"The Seventh Seal", is heavy like "Poundcake", but unfortunetly not nearly as good. You want to like this song, but it just sounds too serious for VH. "Can't Stop Loving You", is a bonafide pop hit with good lyrics. As a ballad it's very upbeat, but not in the same league as "Love Walks In", "Dreams" (5150), or "When It's Love" (OU812).
"Don't Tell Me" is a decent rocker which preaches about the importance of freewill. Nice guitar solo. The song contains what seems an obvious mention of the 1994 shotgun suicide of Kurt Cobain: "Ain't gonna tell you what's right for you/I've seen the damage done/Down with the shotgun". Here Cobain is cast as a christ-like martyr. "I get down on my knees and pray/Now I'm saved by a higher voice/Givin' up my choice". As on, "Mine All Mine" (OU812), and, "Judgement Day" (Carnal Knowledge), Sammy thus reveals both his preoccupation with religion, and his ambivalence towards it.

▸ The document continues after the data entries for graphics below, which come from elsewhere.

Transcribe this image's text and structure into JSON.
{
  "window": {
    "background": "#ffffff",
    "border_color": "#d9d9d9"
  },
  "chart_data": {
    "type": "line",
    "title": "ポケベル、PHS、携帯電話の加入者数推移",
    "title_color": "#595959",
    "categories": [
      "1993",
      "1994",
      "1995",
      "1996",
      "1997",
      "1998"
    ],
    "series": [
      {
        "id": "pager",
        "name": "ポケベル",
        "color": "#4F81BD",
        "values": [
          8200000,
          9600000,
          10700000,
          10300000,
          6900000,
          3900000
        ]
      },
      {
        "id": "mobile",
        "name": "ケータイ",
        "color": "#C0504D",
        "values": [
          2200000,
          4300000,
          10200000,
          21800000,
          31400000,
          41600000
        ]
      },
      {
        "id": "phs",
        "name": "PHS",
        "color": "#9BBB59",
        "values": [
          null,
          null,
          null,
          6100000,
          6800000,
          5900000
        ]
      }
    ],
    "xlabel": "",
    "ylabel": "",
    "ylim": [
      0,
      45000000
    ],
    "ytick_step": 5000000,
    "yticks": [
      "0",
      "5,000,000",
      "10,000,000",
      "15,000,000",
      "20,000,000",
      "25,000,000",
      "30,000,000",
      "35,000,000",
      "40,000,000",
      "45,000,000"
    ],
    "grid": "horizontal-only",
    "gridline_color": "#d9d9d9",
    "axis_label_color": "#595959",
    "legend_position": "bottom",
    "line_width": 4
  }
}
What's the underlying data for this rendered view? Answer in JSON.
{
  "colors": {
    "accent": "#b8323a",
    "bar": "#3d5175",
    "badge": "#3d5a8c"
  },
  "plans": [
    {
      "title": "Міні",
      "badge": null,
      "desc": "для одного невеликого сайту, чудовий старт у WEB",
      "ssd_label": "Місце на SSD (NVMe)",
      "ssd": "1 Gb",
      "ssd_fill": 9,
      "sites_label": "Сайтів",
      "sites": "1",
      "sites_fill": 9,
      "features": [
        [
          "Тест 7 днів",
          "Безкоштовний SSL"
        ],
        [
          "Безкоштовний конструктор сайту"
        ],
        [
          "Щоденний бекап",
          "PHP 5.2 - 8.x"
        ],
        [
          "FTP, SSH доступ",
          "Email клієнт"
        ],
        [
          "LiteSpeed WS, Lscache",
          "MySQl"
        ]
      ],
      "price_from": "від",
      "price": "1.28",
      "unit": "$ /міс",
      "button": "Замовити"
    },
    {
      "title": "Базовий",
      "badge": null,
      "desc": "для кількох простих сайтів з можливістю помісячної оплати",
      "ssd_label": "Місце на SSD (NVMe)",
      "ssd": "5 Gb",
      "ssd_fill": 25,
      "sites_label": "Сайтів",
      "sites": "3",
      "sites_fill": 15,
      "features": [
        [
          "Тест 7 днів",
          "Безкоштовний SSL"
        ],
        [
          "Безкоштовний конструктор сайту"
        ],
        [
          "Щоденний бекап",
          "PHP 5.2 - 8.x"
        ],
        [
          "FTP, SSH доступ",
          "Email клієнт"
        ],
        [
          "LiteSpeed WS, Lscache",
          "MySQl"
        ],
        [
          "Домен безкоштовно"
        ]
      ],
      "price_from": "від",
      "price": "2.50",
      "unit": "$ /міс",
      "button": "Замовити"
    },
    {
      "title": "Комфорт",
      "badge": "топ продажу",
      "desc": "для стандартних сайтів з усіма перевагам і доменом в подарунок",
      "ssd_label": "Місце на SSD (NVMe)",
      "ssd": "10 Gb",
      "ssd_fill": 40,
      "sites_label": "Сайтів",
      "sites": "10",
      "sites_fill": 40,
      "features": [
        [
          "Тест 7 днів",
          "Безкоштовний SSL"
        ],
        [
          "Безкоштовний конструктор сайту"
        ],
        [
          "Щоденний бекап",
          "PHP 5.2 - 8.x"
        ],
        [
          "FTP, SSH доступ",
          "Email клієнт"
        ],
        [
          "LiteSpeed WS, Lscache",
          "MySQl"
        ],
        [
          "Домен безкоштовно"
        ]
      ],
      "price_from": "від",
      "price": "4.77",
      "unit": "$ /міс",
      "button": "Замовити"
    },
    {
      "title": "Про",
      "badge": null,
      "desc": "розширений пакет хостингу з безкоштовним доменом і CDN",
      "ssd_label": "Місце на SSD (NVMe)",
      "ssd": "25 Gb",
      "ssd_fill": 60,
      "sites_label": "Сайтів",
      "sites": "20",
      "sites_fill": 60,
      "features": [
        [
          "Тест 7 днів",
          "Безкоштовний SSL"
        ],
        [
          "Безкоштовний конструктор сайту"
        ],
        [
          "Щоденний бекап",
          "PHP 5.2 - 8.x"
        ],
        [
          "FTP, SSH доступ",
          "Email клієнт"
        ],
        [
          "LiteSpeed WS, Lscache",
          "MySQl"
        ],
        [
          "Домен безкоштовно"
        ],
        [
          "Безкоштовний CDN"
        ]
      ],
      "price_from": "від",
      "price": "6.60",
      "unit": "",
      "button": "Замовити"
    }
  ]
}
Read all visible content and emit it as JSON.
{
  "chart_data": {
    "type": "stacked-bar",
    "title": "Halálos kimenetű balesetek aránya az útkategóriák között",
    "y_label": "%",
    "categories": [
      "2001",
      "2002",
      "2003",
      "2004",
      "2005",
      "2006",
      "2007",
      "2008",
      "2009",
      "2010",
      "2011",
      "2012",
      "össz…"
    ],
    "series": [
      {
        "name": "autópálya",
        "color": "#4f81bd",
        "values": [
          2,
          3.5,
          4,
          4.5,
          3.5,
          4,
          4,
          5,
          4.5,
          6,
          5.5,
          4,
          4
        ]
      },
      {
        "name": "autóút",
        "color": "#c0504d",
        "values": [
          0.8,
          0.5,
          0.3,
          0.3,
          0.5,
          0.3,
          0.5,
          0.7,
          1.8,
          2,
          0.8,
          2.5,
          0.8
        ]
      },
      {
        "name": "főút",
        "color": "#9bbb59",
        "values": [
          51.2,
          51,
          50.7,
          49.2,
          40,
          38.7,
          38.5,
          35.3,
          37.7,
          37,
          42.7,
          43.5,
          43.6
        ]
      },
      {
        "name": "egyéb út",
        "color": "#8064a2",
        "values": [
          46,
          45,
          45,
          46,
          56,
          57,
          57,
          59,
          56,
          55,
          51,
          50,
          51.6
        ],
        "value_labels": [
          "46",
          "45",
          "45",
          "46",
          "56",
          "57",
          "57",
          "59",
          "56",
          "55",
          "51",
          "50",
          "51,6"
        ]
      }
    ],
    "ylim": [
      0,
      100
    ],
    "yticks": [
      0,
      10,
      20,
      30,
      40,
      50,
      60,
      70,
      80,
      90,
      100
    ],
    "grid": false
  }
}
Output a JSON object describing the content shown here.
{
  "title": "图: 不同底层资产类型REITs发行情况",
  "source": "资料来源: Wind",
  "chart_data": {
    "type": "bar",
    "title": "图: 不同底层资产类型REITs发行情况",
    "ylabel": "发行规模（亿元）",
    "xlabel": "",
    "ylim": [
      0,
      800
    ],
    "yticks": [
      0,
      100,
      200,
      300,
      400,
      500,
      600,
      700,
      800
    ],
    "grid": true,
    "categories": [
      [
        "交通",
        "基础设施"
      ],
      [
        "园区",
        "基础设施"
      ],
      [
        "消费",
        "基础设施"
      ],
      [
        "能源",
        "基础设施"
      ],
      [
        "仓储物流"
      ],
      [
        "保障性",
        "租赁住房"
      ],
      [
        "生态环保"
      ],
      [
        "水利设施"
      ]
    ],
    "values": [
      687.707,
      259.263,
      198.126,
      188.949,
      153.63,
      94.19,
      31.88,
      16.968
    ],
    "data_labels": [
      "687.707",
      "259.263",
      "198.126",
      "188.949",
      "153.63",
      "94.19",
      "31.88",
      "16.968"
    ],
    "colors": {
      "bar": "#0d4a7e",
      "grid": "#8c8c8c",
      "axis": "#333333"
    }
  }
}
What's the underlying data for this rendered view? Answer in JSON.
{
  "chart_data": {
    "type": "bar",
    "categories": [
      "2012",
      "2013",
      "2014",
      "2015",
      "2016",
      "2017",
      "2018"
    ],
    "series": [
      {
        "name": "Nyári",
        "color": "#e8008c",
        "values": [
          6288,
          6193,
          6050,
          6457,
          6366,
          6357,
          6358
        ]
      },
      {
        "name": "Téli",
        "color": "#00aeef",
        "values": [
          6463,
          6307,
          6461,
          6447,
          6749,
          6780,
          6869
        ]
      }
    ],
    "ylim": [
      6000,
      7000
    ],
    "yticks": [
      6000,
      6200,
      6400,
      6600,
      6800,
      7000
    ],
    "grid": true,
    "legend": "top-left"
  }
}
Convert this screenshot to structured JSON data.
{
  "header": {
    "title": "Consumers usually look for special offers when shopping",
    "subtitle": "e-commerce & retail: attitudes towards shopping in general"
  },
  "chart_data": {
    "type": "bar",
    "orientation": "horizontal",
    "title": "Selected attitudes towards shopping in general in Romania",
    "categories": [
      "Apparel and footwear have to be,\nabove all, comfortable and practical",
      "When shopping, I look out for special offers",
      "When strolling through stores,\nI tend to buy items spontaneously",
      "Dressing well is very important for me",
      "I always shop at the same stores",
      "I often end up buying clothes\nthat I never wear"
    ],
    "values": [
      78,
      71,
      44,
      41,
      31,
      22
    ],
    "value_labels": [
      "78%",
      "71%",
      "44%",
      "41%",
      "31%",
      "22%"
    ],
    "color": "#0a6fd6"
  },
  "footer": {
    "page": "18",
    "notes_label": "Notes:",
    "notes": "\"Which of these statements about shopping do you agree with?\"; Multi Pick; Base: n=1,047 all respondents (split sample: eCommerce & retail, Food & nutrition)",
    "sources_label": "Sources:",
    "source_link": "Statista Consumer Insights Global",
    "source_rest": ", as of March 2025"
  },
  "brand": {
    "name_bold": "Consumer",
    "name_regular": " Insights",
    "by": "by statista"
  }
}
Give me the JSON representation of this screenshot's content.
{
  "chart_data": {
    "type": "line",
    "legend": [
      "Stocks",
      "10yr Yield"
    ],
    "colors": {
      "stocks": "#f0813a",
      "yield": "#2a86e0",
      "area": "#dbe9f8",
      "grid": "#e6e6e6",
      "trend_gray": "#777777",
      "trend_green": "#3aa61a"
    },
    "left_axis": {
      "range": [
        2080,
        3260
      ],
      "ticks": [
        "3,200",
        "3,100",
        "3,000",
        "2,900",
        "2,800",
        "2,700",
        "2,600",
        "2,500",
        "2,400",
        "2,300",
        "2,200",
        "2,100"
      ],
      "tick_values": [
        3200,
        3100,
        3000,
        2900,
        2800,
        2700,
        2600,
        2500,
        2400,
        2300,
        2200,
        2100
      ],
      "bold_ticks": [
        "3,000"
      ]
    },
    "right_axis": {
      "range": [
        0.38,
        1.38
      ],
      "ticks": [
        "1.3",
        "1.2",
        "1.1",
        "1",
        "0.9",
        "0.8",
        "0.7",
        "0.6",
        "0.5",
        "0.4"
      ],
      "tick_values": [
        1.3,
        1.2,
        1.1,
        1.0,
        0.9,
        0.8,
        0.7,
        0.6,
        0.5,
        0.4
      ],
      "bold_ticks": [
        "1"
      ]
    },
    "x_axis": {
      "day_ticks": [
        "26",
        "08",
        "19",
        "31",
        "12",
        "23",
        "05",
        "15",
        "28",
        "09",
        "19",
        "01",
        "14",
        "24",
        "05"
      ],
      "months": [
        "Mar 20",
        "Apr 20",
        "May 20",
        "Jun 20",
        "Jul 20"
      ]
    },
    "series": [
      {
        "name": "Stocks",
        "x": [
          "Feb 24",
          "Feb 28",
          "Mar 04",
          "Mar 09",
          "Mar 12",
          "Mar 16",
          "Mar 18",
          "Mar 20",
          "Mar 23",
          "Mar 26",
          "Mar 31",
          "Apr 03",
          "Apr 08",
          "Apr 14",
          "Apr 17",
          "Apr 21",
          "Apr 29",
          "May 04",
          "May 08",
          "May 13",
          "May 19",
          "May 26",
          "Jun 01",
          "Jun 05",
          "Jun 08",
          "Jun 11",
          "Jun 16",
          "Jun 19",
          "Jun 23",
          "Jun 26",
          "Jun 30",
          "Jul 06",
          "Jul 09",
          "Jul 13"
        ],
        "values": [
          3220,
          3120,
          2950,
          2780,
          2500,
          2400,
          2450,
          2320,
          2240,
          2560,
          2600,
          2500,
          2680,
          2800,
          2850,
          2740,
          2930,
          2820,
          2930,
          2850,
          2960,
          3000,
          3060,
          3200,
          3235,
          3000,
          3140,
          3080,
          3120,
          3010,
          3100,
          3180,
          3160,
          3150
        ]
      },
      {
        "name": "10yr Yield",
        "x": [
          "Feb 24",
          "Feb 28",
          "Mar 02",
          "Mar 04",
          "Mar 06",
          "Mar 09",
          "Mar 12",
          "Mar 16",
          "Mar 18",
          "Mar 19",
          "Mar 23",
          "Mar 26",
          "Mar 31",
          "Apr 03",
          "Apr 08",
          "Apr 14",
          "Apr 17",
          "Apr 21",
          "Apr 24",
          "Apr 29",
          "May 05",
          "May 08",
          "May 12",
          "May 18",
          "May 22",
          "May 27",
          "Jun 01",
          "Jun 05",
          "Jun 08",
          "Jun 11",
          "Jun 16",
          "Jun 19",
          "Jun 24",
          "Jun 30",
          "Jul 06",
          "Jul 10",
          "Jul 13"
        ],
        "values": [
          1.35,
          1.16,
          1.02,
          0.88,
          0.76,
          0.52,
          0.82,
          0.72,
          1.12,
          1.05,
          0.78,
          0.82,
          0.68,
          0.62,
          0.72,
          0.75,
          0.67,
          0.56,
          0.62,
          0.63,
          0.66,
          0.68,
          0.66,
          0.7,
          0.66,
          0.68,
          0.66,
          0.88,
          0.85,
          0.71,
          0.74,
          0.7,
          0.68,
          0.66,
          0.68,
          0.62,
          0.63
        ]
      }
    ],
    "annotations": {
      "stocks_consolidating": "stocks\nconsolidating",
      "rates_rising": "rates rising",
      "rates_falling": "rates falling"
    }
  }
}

Ed's chops are nice on "Amsterdam", but the song just sounds like an advertisement for how you "don't have to worry bout the man", when it comes to marijuana in Amsterdam. As such it's sort of an embarrassingly cheesy topic for a song. On the hyper-boogie tune, "Big Fat Money", Sammy just babbles in a breathless rap-scream. The song does appropriately convey the insanity of American life where people often drown in material things they've no time to enjoy. The awful ballad "Not Enough", manifests a definite staleness. Van Hagar's well of power ballads seems to have dried up here. "Aftershock", is built on a good riff, but makes a bad song. The first guitar solo at least has a moment of pop brilliance. The second guitar solo also rocks. "Baluchitherium" is a powerful instrumental which evokes images of olympic gymnists gracefully striving to push themselves to unprecedented levels of skill and endurance; A great song to work out to. "Take Me Back", features good dynamics: Acoustic guitar verse, electric verse, and then a crunchy chorus. Ed's guitar playing is more interesting than the song itself though. The chorus riff on "Feelin'", has a great crunch to it as well, and there is a wild hyper-speed solo part. But with lyrics like, "grow it long, shave it off/life is hard, never soft", whatever Sammy's feelin' just doesn't seem very genuine.
This is perhaps the worst VH album. Yes, even worse than VHIII with Gary. With Sammy pushing 50, the strain in his voice was quite apparent and no doubt contributed to it being his last with the band. Many of the songs sound too screamy, like he was substituting bluster, for passion. If you only have one or two VH albums, pass this one over until the others turn you into a VH freak like me.